Mostly set in the San Fernando Valley, Palisano has a great sense of locale, taking us on a little tour of The Valley in Zombieland. The novel has a good regional feel and is especially entertaining for someone who loves Los Angeles yet enjoy it reading it being destroyed, such as your fellow native Valley Dude reviewer. Novels with a good regional setting, even if you are not familiar with the locale, are always interesting when the area takes on its own character and meaning. Mike is a Valley Guy and feels like it. I appreciated that in the tale.
But even and you don’t “feel” the environment, there is no getting around that Dust of the Dead brings something new to the long suffering and more than slightly worn zombie legacy. It is good to see something new in this sub-genre. There is room for a sequel as the ending is intentionally open-ended. This is one of those rare times I would welcome a sequel.

Wednesday, April 8, 2015

A surreal ocean saga

Dark Rising

By Vincenzo Bilof

 

Publisher: Severed Press 

Pub. Date: September 22, 2014

Rating: 3 out of 5 stars




Vincenzo Bilof is one of the more adventurous writers out there. His poem/novel, The Horror Show, was exciting, challenging, and beautiful all at once. It was a grand experiment which, for the most part, successfully merged poetry, Bizarro Lit, and horror fiction all in one package.

When I picked up Dark Rising, I knew I would be reading something different than The Horror Show. The plot appears to be rather mainstream. It concerns a rich celebrity, Ana Vivaldi, who finances a journey to trace the last voyage of her mother who disappeared at sea. She hires the two survivors of the doomed expedition; Whitmore the alcoholic captain and Nightingale, a man who seems to have an obsessional grasp on the reason the first ship was destroyed. It involves a suitably awful sea creature and much more. At first it appears to be straight forward horror of the sea monster variety. Yet we soon catch a glimpse of something else that is quite original and very surreal.

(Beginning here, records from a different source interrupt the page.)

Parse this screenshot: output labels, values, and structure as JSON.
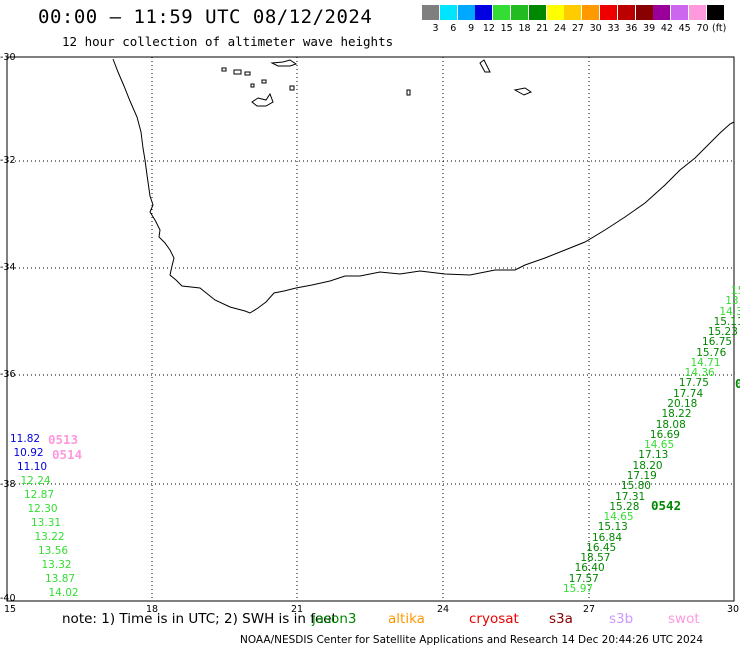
{
  "title": "00:00 – 11:59 UTC 08/12/2024",
  "subtitle": "12 hour collection of altimeter wave heights",
  "colorbar": {
    "unit": "(ft)",
    "entries": [
      {
        "label": "3",
        "color": "#7f7f7f"
      },
      {
        "label": "6",
        "color": "#00e5ff"
      },
      {
        "label": "9",
        "color": "#00a8ff"
      },
      {
        "label": "12",
        "color": "#0000e0"
      },
      {
        "label": "15",
        "color": "#33dd33"
      },
      {
        "label": "18",
        "color": "#22bb22"
      },
      {
        "label": "21",
        "color": "#008800"
      },
      {
        "label": "24",
        "color": "#ffff00"
      },
      {
        "label": "27",
        "color": "#ffcc00"
      },
      {
        "label": "30",
        "color": "#ff9900"
      },
      {
        "label": "33",
        "color": "#ee0000"
      },
      {
        "label": "36",
        "color": "#bb0000"
      },
      {
        "label": "39",
        "color": "#880000"
      },
      {
        "label": "42",
        "color": "#990099"
      },
      {
        "label": "45",
        "color": "#cc66ee"
      },
      {
        "label": "70",
        "color": "#ff99dd"
      },
      {
        "label": "",
        "color": "#000000"
      }
    ]
  },
  "map": {
    "lat_labels": [
      "-30",
      "-32",
      "-34",
      "-36",
      "-38",
      "-40"
    ],
    "lon_labels": [
      "15",
      "18",
      "21",
      "24",
      "27",
      "30"
    ]
  },
  "tracks": {
    "west_labels": [
      {
        "text": "11.82",
        "color": "#0000e0"
      },
      {
        "text": "10.92",
        "color": "#0000e0"
      },
      {
        "text": "11.10",
        "color": "#0000e0"
      },
      {
        "text": "12.24",
        "color": "#33dd33"
      },
      {
        "text": "12.87",
        "color": "#33dd33"
      },
      {
        "text": "12.30",
        "color": "#33dd33"
      },
      {
        "text": "13.31",
        "color": "#33dd33"
      },
      {
        "text": "13.22",
        "color": "#33dd33"
      },
      {
        "text": "13.56",
        "color": "#33dd33"
      },
      {
        "text": "13.32",
        "color": "#33dd33"
      },
      {
        "text": "13.87",
        "color": "#33dd33"
      },
      {
        "text": "14.02",
        "color": "#33dd33"
      }
    ],
    "west_pass_labels": [
      "0513",
      "0514"
    ],
    "east_labels": [
      {
        "text": "15.97",
        "color": "#33dd33"
      },
      {
        "text": "17.57",
        "color": "#008800"
      },
      {
        "text": "16.40",
        "color": "#008800"
      },
      {
        "text": "18.57",
        "color": "#008800"
      },
      {
        "text": "16.45",
        "color": "#008800"
      },
      {
        "text": "16.84",
        "color": "#008800"
      },
      {
        "text": "15.13",
        "color": "#008800"
      },
      {
        "text": "14.65",
        "color": "#33dd33"
      },
      {
        "text": "15.28",
        "color": "#008800"
      },
      {
        "text": "17.31",
        "color": "#008800"
      },
      {
        "text": "15.80",
        "color": "#008800"
      },
      {
        "text": "17.19",
        "color": "#008800"
      },
      {
        "text": "18.20",
        "color": "#008800"
      },
      {
        "text": "17.13",
        "color": "#008800"
      },
      {
        "text": "14.65",
        "color": "#33dd33"
      },
      {
        "text": "16.69",
        "color": "#008800"
      },
      {
        "text": "18.08",
        "color": "#008800"
      },
      {
        "text": "18.22",
        "color": "#008800"
      },
      {
        "text": "20.18",
        "color": "#008800"
      },
      {
        "text": "17.74",
        "color": "#008800"
      },
      {
        "text": "17.75",
        "color": "#008800"
      },
      {
        "text": "14.36",
        "color": "#33dd33"
      },
      {
        "text": "14.71",
        "color": "#33dd33"
      },
      {
        "text": "15.76",
        "color": "#008800"
      },
      {
        "text": "16.75",
        "color": "#008800"
      },
      {
        "text": "15.23",
        "color": "#008800"
      },
      {
        "text": "15.11",
        "color": "#008800"
      },
      {
        "text": "14.3",
        "color": "#33dd33"
      },
      {
        "text": "13.",
        "color": "#33dd33"
      },
      {
        "text": "15",
        "color": "#33dd33"
      }
    ],
    "east_pass_labels": [
      "0542",
      "0"
    ]
  },
  "legend_note": "note: 1) Time is in UTC; 2) SWH is in feet",
  "satellites": [
    {
      "name": "jason3",
      "color": "#008800"
    },
    {
      "name": "altika",
      "color": "#ff9900"
    },
    {
      "name": "cryosat",
      "color": "#ee0000"
    },
    {
      "name": "s3a",
      "color": "#880000"
    },
    {
      "name": "s3b",
      "color": "#cc99ff"
    },
    {
      "name": "swot",
      "color": "#ff99dd"
    }
  ],
  "footer": "NOAA/NESDIS Center for Satellite Applications and Research   14 Dec 20:44:26 UTC 2024"
}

Bilof’s style is anything but mainstream. He cannot disguise, nor should he, his very poetic style of angst and dread mixed with a sometimes florally descriptive prose. Yet in this novel, that style tends to fight with the overall plot. The somewhat quirky narrative structure in the first half of the novel adds to the challenge. I found the tale quite different and rewarding yet I wonder if the mainstream horror fan, whom this seems to be directed to, would appreciate the challenge. It is a book that demands attentive reading and strives on detail. But there is much to celebrate. Bilof’s excels at the shockers. When we discover some of the side effects of the first voyage and the nature of the monster we can appreciate the author’s originality and skill of description. His characters are interesting, eccentric and well developed as we slowly learn the connections between each of them.

I enjoy the odd but original style of Vincenzo Bilof. It seems that he doesn’t like to visit the same area twice and is always seeking to stretch his talent which also complementarily stretches the reader’s mind and expectation. In Dark Rising he is visiting the haunts of Moby Dick with a sly Lovecraftian twist. Like Moby Dick, the themes of obsession and its destructive qualities are all over the pages of this book. This theme is what makes the novel works so well. Yet I am not sure the straightforward horror of Dark Rising, the immortal themes, and the experimental prose of the author melded all the way. I liked Dark Rising… a lot. I think the reader that picks up this book will enjoy it as long as he has a yen for the surreal. Yet I found myself more immersed in the brashness and overall weirdness of The Horror Show more. What comes out in both books is that Vincenzo Bilof is one of those writers who you can bet on to be different and exciting.